Germany's leading physiologist, Joseph von Mering was entrusted with the clinical trials of the drug by Bayer. Von Mering was unhappy with the results of his clinical trials because, while it was an effective analgesic and antipyretic, in some cases its use was associated with the development of methaemoglobinaemia (the kind observed with antifibrin). These observations made Bayer abandon paracetamol as a promising analgesic molecule.

However, interest in paracetamol was revived again during 20th century investigations performed to understand the mode of action of phenacetin. During one such study by Yale physiologists David Lester and Leon Greenberg in 1947 on the blood, plasma and urine samples of patients administered 1 g of phaenacetin, they reported that N-acetyl-p-aminophenol and its 'hydroxy conjugates' that is, sulfate and glucoronide conjugates were the major metabolites in blood and plasma. These conjugates are harmless and excreted through urine. No free aminophenol was detected in urine samples. Thus, they concluded that acetanilide is first oxidized to p-acetamidophenol and then to its hydroxyl conjugates.

 

Taking a clue from these reports, Bernard Brodie and Julius Axelrod, working in the New York University College of Medicine conducted their own experiments to confirm the analgesic action of acetaminophen. Further, they reported absence of formation of methaemoglobin after administration of paracetamol thereby supporting the safety of paracetamol as an analgesic and antipyretic drug. Finally, physicians started to recognize the safety of paracetamol and in 1955, McNeil Laboratories introduced TYLENOL Elixir for Children.

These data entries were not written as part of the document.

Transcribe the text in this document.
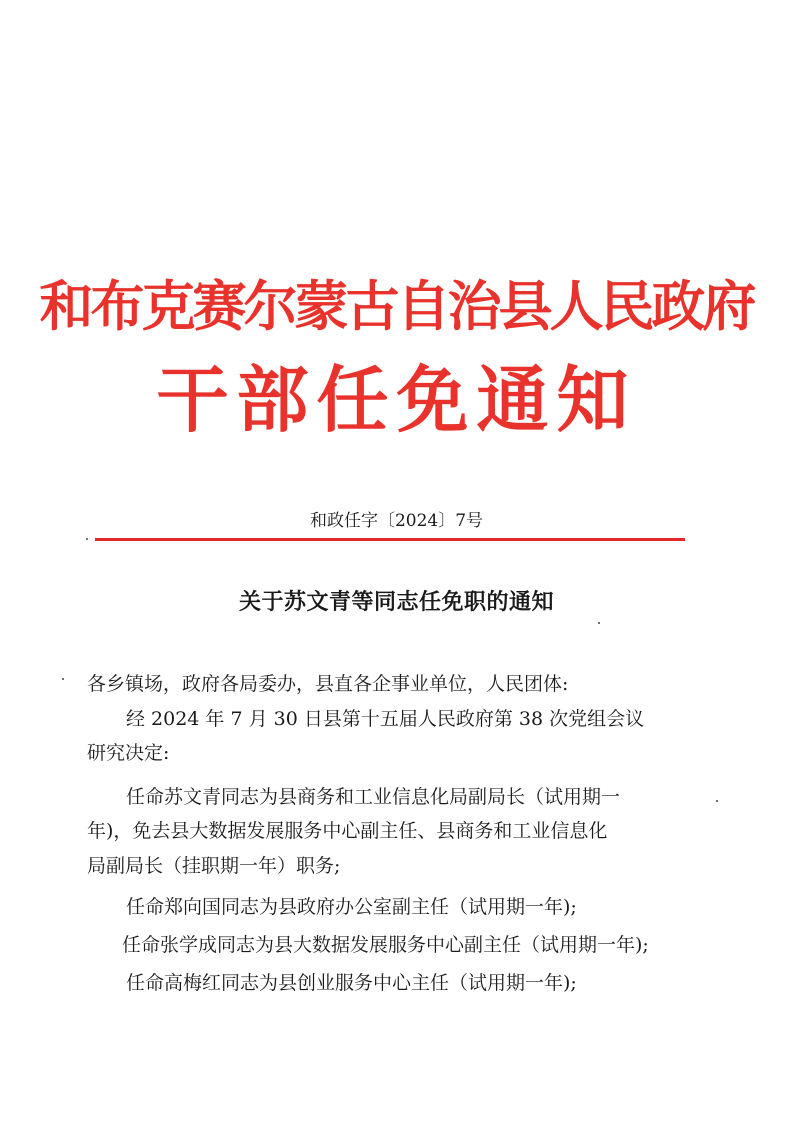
和布克赛尔蒙古自治县人民政府
干部任免通知
和政任字〔2024〕7号
关于苏文青等同志任免职的通知
各乡镇场，政府各局委办，县直各企事业单位，人民团体:
经 2024 年 7 月 30 日县第十五届人民政府第 38 次党组会议
研究决定:
任命苏文青同志为县商务和工业信息化局副局长（试用期一
年)，免去县大数据发展服务中心副主任、县商务和工业信息化
局副局长（挂职期一年）职务;
任命郑向国同志为县政府办公室副主任（试用期一年);
任命张学成同志为县大数据发展服务中心副主任（试用期一年);
任命高梅红同志为县创业服务中心主任（试用期一年);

 Just like elsewhere in the world, Pacacetamol or more commonly, PCM remains a favourite analgesic and antipyretic medicine. All major pharmaceutical firms like Glaxosmithkline, Cipla, Abbot, Ipca, Ranbaxy, to cite a few, have their brands of PCM in the market. There are about 200 brands of PCM in the Indian market. According to a report, in 2019, the sales of all brands of paracetamol category were nearly Rs 530 crore. They touched Rs 924 crore by 2021. Dolo (Micro labs) is India's second most sold anti-fever and analgesic tablet, with a turnover of Rs 307 crore (in 2021). Crocin (Glaxosmithkline) is the sixth-largest, with sales of Rs 23.6 crore.

This is especially impressive for a molecule whose mechanism of action has still not been unequivocally established! Paracetamol is generally considered to be a weak inhibitor of the synthesis of prostaglandins (PGs). However, the in vivo effects of paracetamol are similar to those of the selective cyclooxygenase-2 (COX-2) inhibitors. Recently some research points out towards the inhibition of cox-3 enzyme as a possible explanation for its analgesic action.